I think this movie was wonderful and shows not only as individuals are
we not responsible with your credit (in some cases because were are
unable to get the basics due to our salaries) but it shows how we as a
society feed on the poor in a variety of ways. It shows how our
materialism as gone out of control.. HOUSES WITH ELEVATORS? This need
to have "things" no matter what the cost is quite sad. I cried with the moms in the film talking about their kids, and what credit card debit as done to new college students.
It was scary and informative... Now excuse me while I go check my credit rating!

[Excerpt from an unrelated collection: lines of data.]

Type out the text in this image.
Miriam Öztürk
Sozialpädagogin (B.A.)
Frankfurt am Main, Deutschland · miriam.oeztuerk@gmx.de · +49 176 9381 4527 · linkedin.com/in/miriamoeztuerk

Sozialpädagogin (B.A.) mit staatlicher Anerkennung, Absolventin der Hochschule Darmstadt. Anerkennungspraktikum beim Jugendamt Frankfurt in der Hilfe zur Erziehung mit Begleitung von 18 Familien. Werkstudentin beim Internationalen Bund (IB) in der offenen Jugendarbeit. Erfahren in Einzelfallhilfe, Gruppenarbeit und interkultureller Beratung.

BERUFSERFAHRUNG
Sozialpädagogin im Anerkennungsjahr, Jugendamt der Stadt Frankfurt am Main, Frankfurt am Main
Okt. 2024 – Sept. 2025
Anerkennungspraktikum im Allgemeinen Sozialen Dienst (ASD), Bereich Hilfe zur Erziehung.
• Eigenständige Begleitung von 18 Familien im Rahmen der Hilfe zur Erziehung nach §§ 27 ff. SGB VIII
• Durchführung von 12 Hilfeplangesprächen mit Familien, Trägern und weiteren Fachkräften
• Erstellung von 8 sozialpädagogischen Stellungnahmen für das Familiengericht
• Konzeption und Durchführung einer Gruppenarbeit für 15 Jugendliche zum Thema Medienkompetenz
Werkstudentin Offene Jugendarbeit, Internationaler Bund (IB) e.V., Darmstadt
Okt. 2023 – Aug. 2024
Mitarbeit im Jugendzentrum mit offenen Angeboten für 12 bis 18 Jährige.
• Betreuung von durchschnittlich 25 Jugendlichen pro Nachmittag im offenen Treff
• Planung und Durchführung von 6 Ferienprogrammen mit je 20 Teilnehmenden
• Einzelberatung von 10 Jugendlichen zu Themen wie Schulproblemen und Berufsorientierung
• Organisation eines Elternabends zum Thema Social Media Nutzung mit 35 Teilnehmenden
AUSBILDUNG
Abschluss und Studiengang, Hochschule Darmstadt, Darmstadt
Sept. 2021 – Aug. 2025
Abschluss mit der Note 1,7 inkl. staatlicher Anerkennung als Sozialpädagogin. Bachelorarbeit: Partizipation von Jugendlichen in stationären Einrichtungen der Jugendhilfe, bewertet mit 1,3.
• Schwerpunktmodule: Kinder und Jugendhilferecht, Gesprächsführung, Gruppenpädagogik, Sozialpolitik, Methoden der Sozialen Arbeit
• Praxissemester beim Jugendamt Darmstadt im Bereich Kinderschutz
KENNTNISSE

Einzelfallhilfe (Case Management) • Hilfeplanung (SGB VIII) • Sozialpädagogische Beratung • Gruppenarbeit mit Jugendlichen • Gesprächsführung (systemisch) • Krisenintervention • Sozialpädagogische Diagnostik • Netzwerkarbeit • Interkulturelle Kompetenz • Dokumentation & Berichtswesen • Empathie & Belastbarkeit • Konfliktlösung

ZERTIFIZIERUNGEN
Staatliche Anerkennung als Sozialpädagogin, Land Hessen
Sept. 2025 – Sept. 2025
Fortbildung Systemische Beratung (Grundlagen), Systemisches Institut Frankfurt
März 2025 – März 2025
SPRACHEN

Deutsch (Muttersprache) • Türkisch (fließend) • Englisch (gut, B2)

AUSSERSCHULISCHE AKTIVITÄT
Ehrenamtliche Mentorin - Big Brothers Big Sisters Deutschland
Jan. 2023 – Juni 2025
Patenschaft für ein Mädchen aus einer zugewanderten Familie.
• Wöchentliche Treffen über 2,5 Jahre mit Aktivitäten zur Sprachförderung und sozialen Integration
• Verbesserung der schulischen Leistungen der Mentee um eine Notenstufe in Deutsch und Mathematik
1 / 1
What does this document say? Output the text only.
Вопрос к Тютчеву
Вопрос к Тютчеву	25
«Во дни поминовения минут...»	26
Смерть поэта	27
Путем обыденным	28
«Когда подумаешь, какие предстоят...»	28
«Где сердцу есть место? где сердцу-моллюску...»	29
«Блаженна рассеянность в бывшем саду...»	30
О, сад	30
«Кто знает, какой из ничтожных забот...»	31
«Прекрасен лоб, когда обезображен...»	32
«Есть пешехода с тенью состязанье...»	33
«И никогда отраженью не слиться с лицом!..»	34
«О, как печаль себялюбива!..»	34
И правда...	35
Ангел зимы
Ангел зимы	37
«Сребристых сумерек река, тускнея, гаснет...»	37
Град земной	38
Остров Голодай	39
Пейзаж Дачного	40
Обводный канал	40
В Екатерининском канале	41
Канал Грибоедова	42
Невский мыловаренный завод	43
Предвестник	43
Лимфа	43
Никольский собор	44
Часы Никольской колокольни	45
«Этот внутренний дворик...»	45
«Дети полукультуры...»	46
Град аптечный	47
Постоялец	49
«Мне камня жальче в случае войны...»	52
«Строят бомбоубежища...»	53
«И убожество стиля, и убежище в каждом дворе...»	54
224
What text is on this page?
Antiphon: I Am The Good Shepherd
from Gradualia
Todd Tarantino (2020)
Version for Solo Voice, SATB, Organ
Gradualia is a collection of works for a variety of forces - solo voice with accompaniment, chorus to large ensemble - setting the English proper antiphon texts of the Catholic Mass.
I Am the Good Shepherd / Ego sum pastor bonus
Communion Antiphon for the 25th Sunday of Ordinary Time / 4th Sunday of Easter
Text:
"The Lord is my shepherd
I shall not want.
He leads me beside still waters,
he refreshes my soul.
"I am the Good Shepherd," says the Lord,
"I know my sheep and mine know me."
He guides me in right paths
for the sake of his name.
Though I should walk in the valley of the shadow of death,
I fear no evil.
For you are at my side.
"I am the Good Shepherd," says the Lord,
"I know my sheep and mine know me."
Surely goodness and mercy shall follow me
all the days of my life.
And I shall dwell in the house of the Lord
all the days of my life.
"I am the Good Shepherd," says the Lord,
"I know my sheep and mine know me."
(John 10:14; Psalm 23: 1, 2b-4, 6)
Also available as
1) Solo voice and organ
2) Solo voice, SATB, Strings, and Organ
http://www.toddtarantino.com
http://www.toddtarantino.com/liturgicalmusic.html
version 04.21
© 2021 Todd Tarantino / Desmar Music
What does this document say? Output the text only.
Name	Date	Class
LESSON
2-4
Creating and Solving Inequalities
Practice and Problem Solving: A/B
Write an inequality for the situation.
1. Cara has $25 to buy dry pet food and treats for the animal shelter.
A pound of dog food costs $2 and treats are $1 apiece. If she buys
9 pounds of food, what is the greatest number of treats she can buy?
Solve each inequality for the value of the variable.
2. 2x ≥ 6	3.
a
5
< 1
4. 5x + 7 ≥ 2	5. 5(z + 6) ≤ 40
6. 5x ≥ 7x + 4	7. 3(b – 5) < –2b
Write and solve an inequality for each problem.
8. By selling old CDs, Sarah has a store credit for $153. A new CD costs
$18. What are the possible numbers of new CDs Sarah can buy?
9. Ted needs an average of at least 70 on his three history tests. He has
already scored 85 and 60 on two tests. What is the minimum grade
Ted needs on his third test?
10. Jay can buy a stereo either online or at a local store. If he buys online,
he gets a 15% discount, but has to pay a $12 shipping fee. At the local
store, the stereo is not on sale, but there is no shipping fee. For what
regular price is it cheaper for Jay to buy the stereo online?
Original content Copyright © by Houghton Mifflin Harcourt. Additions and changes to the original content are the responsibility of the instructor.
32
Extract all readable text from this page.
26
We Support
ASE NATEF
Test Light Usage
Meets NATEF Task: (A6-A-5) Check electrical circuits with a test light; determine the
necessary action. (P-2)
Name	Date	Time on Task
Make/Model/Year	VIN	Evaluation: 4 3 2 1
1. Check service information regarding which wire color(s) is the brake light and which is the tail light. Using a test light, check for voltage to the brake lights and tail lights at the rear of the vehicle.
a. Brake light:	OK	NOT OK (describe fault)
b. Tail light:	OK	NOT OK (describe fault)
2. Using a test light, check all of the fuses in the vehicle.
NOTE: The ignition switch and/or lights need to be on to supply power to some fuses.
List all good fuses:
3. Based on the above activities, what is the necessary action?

*** This review may contain spoilers ***
Maxed Out -Well made documentary about credit cards and credit card debt.Depressing and infuriating at the same time.I am 39 and have not had a credit card since I was 18(and that was for a clothing store).I am lucky-I have little in savings - but no credit debt- except my mortgage-which took me forever to get since I had no credit history.More luck than planning.This movie starts in Las Vegas and winds its way thur the US- we see widowers selling everything and anything to keep their family home- we see the indebted and poor getting solicited for more credit cards.This is not a fun movie nor is it a partisan movie- they managed to throw potshots at both the donkeys and the elephants.The madness will continue until someone finds a way to neuter the financial lobby.The DVD has several extras including a vintage short The Wise USe of Credit.On a weird and personal note- one of the reporters covering this story was my favorite college basketball player in 1982- Mike Hudson -he was also my coach in summer basketball camp- just so weird to look at the screen and recognize someone I had not see since 7th grade- and so glad to see him doing some good(at least that is how it looked in the movie.Worth a rental. B+
This film is excellent! I believe everyone must see it! The way it was cut/edited and the brilliance of the way it was shot is amazing and phenomenal! The filmmakers really knew what they were doing in filming this movie and getting behind such a fantastic idea! It is a must see for anyone in America, it can help you better understand our nations rising debt, and It is impossible after seeing this film to not think about the way you spend your money and play your bills. I say thank you James Scurlock, John Aaron Aaeseng, and Alexis Spraic for making this film! I give it a big Woot Woot! Thank you again for making such a thought provoking and amazing film... It has changed my life and I'm sure the lives of many. Wonderful job! and Amazing work of art!